Отчего по-польски? А вот торкнуло, как два года назад на пароходе, когда я к мутному типу по английски обратился, а он оказался американцем. Ну и, хотя кроме этих двух слов знаю я на том языке едва десяток, говорить с поляками мне приходилось, так что их акцент узнаю, а у этой дамочки выговор был именно такой. В чем странного нет, поезд в Львов идет, а там этнических поляков по переписи, почти пятая часть населения. Домой, значит, едет, из Москвы, или уже после села — вот не помня я ее среди пассажиров при отправлении в Москве с Киевского вокзала. Остановилась, на меня взглянула с интересом, и спрашивает:
— Вы поляк?
— Очень отдаленный: мой прадед был узником царизма, сосланным куда-то под Красноярск — отвечаю я (клюнуло!) — и сей факт я еще помню, хотя по-польски практически не говорю. Не было практики, живя исключительно среди русских. А сейчас еду в командировку, в ваш прекрасный город — позвольте представиться, Кунин Валентин Георгиевич, геолог.
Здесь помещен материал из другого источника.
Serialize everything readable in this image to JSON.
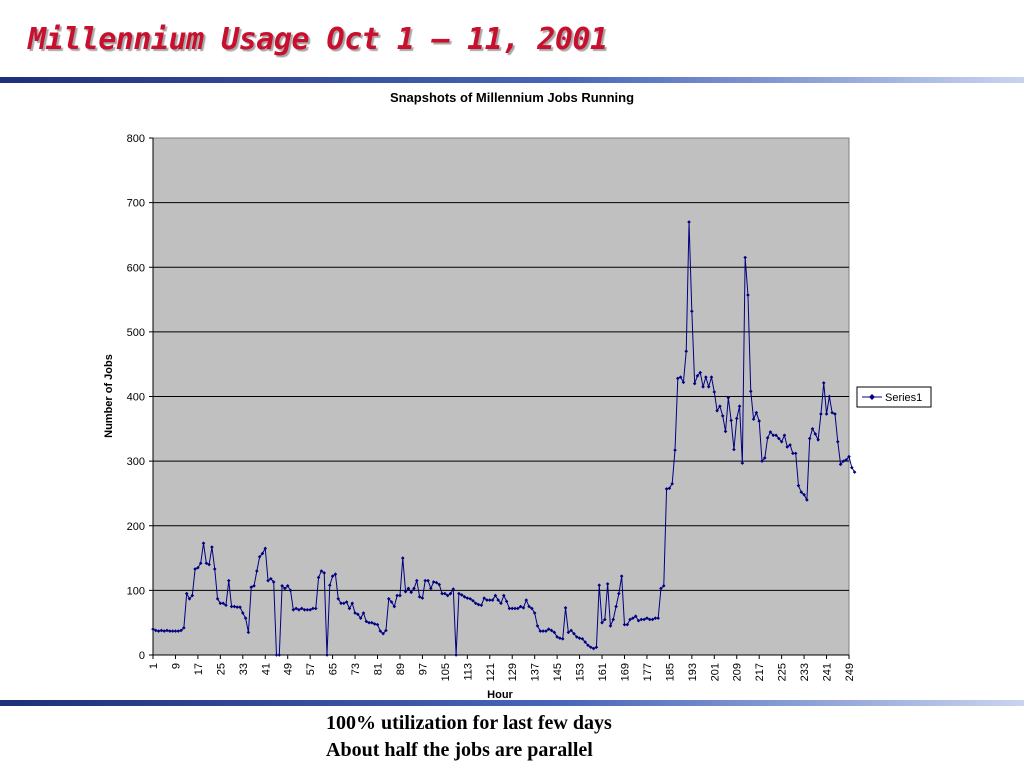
{
  "slide": {
    "title": "Millennium Usage Oct 1 – 11, 2001",
    "bullets": [
      "100% utilization for last few days",
      "About half the jobs are parallel"
    ]
  },
  "colors": {
    "title": "#c8102e",
    "plot_background": "#c0c0c0",
    "series": "#000080",
    "rule": "#3f5db0"
  },
  "chart_data": {
    "type": "line",
    "title": "Snapshots of Millennium Jobs Running",
    "xlabel": "Hour",
    "ylabel": "Number of Jobs",
    "ylim": [
      0,
      800
    ],
    "yticks": [
      0,
      100,
      200,
      300,
      400,
      500,
      600,
      700,
      800
    ],
    "xlim": [
      1,
      249
    ],
    "xticks": [
      1,
      9,
      17,
      25,
      33,
      41,
      49,
      57,
      65,
      73,
      81,
      89,
      97,
      105,
      113,
      121,
      129,
      137,
      145,
      153,
      161,
      169,
      177,
      185,
      193,
      201,
      209,
      217,
      225,
      233,
      241,
      249
    ],
    "grid": "horizontal",
    "legend": "right",
    "series": [
      {
        "name": "Series1",
        "x_start": 1,
        "x_step": 1,
        "values": [
          40,
          38,
          37,
          38,
          37,
          38,
          37,
          37,
          37,
          37,
          38,
          42,
          95,
          87,
          92,
          133,
          135,
          142,
          173,
          142,
          140,
          167,
          133,
          87,
          80,
          80,
          77,
          115,
          75,
          75,
          74,
          74,
          65,
          57,
          35,
          105,
          107,
          130,
          152,
          157,
          165,
          115,
          118,
          113,
          0,
          0,
          107,
          103,
          107,
          100,
          70,
          72,
          70,
          72,
          70,
          70,
          70,
          72,
          72,
          120,
          130,
          127,
          0,
          108,
          122,
          125,
          87,
          80,
          80,
          82,
          72,
          80,
          65,
          63,
          57,
          65,
          52,
          50,
          50,
          48,
          47,
          37,
          33,
          38,
          87,
          82,
          75,
          92,
          92,
          150,
          98,
          103,
          97,
          103,
          115,
          90,
          88,
          115,
          115,
          103,
          113,
          112,
          109,
          95,
          95,
          92,
          95,
          102,
          0,
          95,
          93,
          90,
          88,
          87,
          84,
          80,
          78,
          77,
          88,
          85,
          85,
          85,
          92,
          85,
          80,
          92,
          83,
          72,
          72,
          72,
          72,
          75,
          73,
          85,
          75,
          72,
          65,
          45,
          37,
          37,
          37,
          40,
          38,
          35,
          28,
          26,
          25,
          73,
          35,
          38,
          33,
          28,
          26,
          25,
          20,
          15,
          12,
          10,
          12,
          108,
          50,
          55,
          110,
          45,
          55,
          75,
          95,
          122,
          47,
          47,
          55,
          57,
          60,
          53,
          55,
          55,
          57,
          55,
          55,
          57,
          57,
          103,
          107,
          257,
          258,
          265,
          317,
          428,
          430,
          422,
          470,
          670,
          532,
          420,
          432,
          437,
          415,
          430,
          415,
          430,
          407,
          378,
          385,
          370,
          346,
          398,
          363,
          318,
          366,
          385,
          297,
          615,
          557,
          408,
          365,
          375,
          362,
          300,
          305,
          336,
          345,
          340,
          340,
          335,
          330,
          340,
          322,
          325,
          312,
          312,
          262,
          252,
          248,
          240,
          335,
          350,
          342,
          333,
          373,
          421,
          373,
          400,
          375,
          373,
          330,
          295,
          300,
          302,
          307,
          290,
          283
        ]
      }
    ]
  }
}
Смешно, но это правда — насчет моих польских корней. В той прошлой жизни мать мне рассказывала, что среди ее очень далеких предков был такой вот польский шляхтич. Или не шляхтич — в общем, был сослан, и весь остаток жизни провел в Сибири, однако же там не кандалами гремя на каторге, а дослужившись до инспектора народных училищ, умер еще до начала двадцатого века. В моей "легенде" здесь этого нет — но вряд ли знакомая из поезда сумеет проверить это в нашем Первом отделе.